What does drizzled ‘sufficiently’ mean? A few pixels every sub-frame?
By sufficiently, I was referring to a decent spread of dithers, as well as at least moving the stars a pixel or two on the imaging cameras sensor.
Drizzle is a weighted operation (which you can see by looking at the drizzle weighting map if you've got WBPP set up to produce it). Lets say you have 60 subs, with a dither operation between every subexposure, you will have a far better drizzle result than if you have 100 subs dithered every 3 subframes.
Drizzle is lossy, the more subs you feed it with more dither operations, the better the outcome will be. But essentially, with an OSC camera, if you want to run spcc, you need to have drizzled the data, which will cost you in terms of final SNR, so you're going to want more integration time than you would otherwise collect. And if you want to drizzle you'll want to be dithering by a reasonable pixel distance, and have a minimum (in my opinion) of 60 dithers in order to produce a good image.
If you're dithering every 3rd sub, then, by my reckoning, you want 180 sub exposures to drizzle cleanly. If you're dithering every frame, 60 subs will be enough for the weighting to work out reasonably well, but you may well run into a situation where your SNR is too heavily negatively affected.

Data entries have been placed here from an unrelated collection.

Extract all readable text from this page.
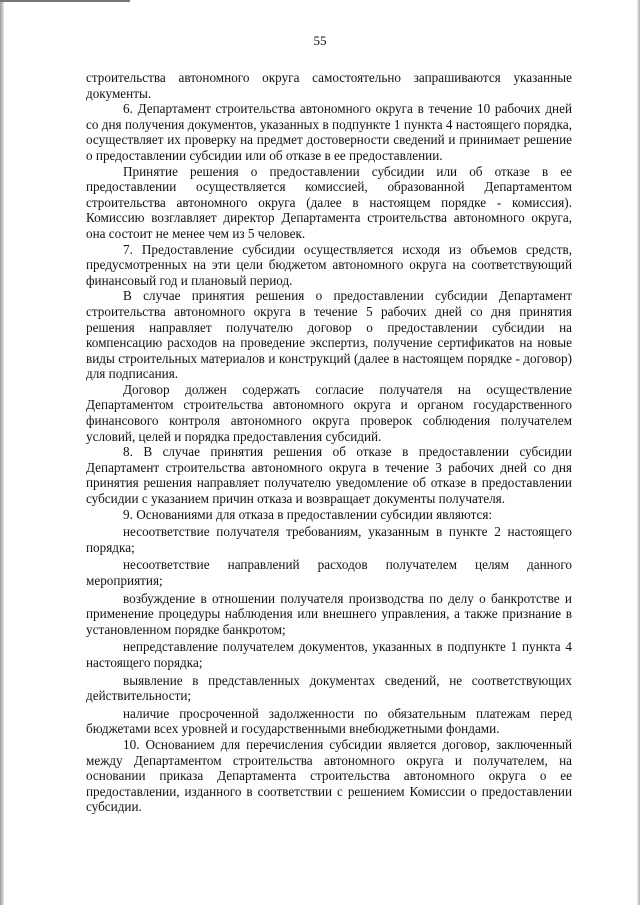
55

строительства автономного округа самостоятельно запрашиваются указанные документы.

6. Департамент строительства автономного округа в течение 10 рабочих дней со дня получения документов, указанных в подпункте 1 пункта 4 настоящего порядка, осуществляет их проверку на предмет достоверности сведений и принимает решение о предоставлении субсидии или об отказе в ее предоставлении.

Принятие решения о предоставлении субсидии или об отказе в ее предоставлении осуществляется комиссией, образованной Департаментом строительства автономного округа (далее в настоящем порядке - комиссия). Комиссию возглавляет директор Департамента строительства автономного округа, она состоит не менее чем из 5 человек.

7. Предоставление субсидии осуществляется исходя из объемов средств, предусмотренных на эти цели бюджетом автономного округа на соответствующий финансовый год и плановый период.

В случае принятия решения о предоставлении субсидии Департамент строительства автономного округа в течение 5 рабочих дней со дня принятия решения направляет получателю договор о предоставлении субсидии на компенсацию расходов на проведение экспертиз, получение сертификатов на новые виды строительных материалов и конструкций (далее в настоящем порядке - договор) для подписания.

Договор должен содержать согласие получателя на осуществление Департаментом строительства автономного округа и органом государственного финансового контроля автономного округа проверок соблюдения получателем условий, целей и порядка предоставления субсидий.

8. В случае принятия решения об отказе в предоставлении субсидии Департамент строительства автономного округа в течение 3 рабочих дней со дня принятия решения направляет получателю уведомление об отказе в предоставлении субсидии с указанием причин отказа и возвращает документы получателя.

9. Основаниями для отказа в предоставлении субсидии являются:

несоответствие получателя требованиям, указанным в пункте 2 настоящего порядка;

несоответствие направлений расходов получателем целям данного мероприятия;

возбуждение в отношении получателя производства по делу о банкротстве и применение процедуры наблюдения или внешнего управления, а также признание в установленном порядке банкротом;

непредставление получателем документов, указанных в подпункте 1 пункта 4 настоящего порядка;

выявление в представленных документах сведений, не соответствующих действительности;

наличие просроченной задолженности по обязательным платежам перед бюджетами всех уровней и государственными внебюджетными фондами.

10. Основанием для перечисления субсидии является договор, заключенный между Департаментом строительства автономного округа и получателем, на основании приказа Департамента строительства автономного округа о ее предоставлении, изданного в соответствии с решением Комиссии о предоставлении субсидии.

I guess it comes down to 'For the best possible images with an OSC camera, you want a boatload of integration, lots of dithering operations throughout the image acquisition, drizzle (1x is fine, 2x if you're undersampled, if you're so heavily undersampled that you need greater than a 2x drizzle to reach ~1a-s/p, you should rethink your imaging train) and run SPCC (IF you think its necessary... As Andrea said, it really doesn't make THAT much difference unless your colour balance is absolutely shot!)